2.1. Hakim Komisaris
Dalam Rancangan KUHAP yang baru diperkenalkan adanya
lembaga baru yaitu hakim komisaris. Sebenarnya isinya bukan hal
baru, tetapi lebih merupakan revitalisasi praperadilan yang sudah ada
dalam KUHAP 1981. Hakim komisaris di dalam Rancangan lain sama
sekali dibanding dengan Rechtercommissaris di Belanda atau juge d’
instruction di Perancis atau Inschuhungsrichter dulu di Jerman atau
Giudice Istructtore dulu di Italia. Hakim komisaris versi Rancangan
sama sekali tidak memimpin penyidikan sebagaimana
rechtercommissaris di Belanda atau juge d’instruction di Perancis.

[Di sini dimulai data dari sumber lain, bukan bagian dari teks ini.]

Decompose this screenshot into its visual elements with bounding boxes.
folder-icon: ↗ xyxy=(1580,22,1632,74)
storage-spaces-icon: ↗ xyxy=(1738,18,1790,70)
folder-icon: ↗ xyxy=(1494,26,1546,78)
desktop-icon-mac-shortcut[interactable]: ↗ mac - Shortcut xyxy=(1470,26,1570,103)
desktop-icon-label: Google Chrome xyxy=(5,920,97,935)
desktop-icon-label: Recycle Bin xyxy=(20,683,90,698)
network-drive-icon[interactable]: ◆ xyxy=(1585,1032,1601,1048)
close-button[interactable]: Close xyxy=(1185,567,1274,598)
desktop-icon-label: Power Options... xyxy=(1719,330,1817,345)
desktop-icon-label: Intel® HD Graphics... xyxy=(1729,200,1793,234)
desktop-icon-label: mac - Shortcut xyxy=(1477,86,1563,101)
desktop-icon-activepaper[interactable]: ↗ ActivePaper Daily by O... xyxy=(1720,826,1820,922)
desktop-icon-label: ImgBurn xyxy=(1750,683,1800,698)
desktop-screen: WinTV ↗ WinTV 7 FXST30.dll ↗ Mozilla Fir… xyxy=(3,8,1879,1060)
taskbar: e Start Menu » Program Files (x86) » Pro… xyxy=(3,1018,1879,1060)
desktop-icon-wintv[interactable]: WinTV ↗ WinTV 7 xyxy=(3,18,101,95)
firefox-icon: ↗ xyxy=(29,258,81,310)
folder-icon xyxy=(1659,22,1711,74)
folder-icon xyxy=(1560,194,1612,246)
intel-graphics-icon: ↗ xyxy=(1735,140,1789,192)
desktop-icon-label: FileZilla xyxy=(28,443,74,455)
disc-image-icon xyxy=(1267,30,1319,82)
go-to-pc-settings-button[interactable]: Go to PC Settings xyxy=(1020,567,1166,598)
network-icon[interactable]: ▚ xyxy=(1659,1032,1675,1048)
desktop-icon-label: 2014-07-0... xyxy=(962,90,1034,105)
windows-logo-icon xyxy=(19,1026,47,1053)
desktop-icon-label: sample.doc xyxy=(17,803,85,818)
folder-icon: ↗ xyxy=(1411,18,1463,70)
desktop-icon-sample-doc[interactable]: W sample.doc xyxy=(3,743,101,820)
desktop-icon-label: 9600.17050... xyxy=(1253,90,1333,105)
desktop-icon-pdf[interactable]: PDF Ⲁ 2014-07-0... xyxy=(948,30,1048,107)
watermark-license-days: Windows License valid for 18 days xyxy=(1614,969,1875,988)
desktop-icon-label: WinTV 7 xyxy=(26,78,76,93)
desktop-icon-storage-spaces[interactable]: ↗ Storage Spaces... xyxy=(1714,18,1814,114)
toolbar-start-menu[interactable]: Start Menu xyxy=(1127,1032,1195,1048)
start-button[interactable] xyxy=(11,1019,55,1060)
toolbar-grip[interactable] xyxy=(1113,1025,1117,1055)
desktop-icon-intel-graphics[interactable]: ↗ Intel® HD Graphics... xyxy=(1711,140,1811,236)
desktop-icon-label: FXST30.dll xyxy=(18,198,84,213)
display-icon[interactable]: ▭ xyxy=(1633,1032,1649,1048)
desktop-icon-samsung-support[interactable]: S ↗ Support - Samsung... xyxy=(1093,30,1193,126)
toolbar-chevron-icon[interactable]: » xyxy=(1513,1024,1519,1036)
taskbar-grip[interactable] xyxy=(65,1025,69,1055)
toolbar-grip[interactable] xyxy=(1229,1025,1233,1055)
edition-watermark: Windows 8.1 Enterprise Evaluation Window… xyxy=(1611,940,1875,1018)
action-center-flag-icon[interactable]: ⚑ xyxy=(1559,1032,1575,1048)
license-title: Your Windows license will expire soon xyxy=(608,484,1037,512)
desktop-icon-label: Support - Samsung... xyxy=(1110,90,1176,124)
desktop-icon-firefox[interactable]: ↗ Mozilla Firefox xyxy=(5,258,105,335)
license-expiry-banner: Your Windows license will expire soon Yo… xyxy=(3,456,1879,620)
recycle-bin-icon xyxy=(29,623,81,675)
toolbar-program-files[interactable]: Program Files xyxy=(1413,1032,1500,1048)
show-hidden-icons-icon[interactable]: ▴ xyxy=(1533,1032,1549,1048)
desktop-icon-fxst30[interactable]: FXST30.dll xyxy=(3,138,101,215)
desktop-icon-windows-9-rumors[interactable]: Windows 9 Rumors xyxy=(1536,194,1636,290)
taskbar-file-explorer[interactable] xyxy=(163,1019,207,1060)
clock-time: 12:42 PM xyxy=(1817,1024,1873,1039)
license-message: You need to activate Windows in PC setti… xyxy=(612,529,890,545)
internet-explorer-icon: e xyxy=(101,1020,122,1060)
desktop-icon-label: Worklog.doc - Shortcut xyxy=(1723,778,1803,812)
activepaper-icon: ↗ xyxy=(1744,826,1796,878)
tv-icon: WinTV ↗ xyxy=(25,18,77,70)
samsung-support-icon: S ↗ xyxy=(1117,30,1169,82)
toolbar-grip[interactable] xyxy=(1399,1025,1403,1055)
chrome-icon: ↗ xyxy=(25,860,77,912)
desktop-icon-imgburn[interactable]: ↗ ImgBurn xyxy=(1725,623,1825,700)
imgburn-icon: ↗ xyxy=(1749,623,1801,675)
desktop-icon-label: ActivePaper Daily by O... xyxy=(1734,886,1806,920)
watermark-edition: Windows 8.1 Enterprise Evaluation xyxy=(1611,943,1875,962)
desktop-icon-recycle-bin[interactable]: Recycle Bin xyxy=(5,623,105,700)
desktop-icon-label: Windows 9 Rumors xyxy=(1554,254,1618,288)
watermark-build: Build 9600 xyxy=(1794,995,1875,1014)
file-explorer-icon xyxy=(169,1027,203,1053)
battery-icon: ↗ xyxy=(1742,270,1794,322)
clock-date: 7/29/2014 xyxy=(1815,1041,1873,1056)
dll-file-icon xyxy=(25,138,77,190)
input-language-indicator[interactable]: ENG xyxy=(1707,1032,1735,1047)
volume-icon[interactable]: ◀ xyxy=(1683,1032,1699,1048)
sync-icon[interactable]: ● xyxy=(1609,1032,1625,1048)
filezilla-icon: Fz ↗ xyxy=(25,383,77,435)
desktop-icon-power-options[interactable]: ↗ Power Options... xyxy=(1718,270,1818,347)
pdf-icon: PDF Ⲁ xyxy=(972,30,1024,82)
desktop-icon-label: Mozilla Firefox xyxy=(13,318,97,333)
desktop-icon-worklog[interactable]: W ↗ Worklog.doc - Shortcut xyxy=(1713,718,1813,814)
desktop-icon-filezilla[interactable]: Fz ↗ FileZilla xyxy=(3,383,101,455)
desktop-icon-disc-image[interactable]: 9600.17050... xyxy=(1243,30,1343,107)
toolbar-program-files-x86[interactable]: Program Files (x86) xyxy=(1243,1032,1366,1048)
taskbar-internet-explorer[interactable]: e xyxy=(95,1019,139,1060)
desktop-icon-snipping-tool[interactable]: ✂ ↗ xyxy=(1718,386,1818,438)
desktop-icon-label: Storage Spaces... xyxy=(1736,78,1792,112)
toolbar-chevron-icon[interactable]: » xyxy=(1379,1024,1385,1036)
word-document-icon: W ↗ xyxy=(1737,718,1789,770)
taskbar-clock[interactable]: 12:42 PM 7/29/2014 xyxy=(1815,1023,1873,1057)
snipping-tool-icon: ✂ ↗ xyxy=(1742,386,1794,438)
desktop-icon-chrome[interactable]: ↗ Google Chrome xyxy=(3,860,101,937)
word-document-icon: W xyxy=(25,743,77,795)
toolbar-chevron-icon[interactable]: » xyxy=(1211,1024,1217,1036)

Kedua lembaga di Belanda dan Perancis itu bersifat inquisitoir,
sedangkan kecenderungan dunia sekarang mengarah ke sistem
adversarial, artinya kedudukan penuntut umum dan terdakwa beserta
penasihat hukumnya di pengadilan berimbang. Italia telah
menghapus giudice istructtore (model hakim komisaris Perancis dan
Belanda) dan menggantikannya dengan lembaga baru yang disebut
giudice per le indagini preliminary (bahasa Indonesia: “hakim
pemeriksa pendahuluan”). Jerman pun telah menghapus lembaga
inschuhungsrichter model hakim komisaris Belanda dan Perancis.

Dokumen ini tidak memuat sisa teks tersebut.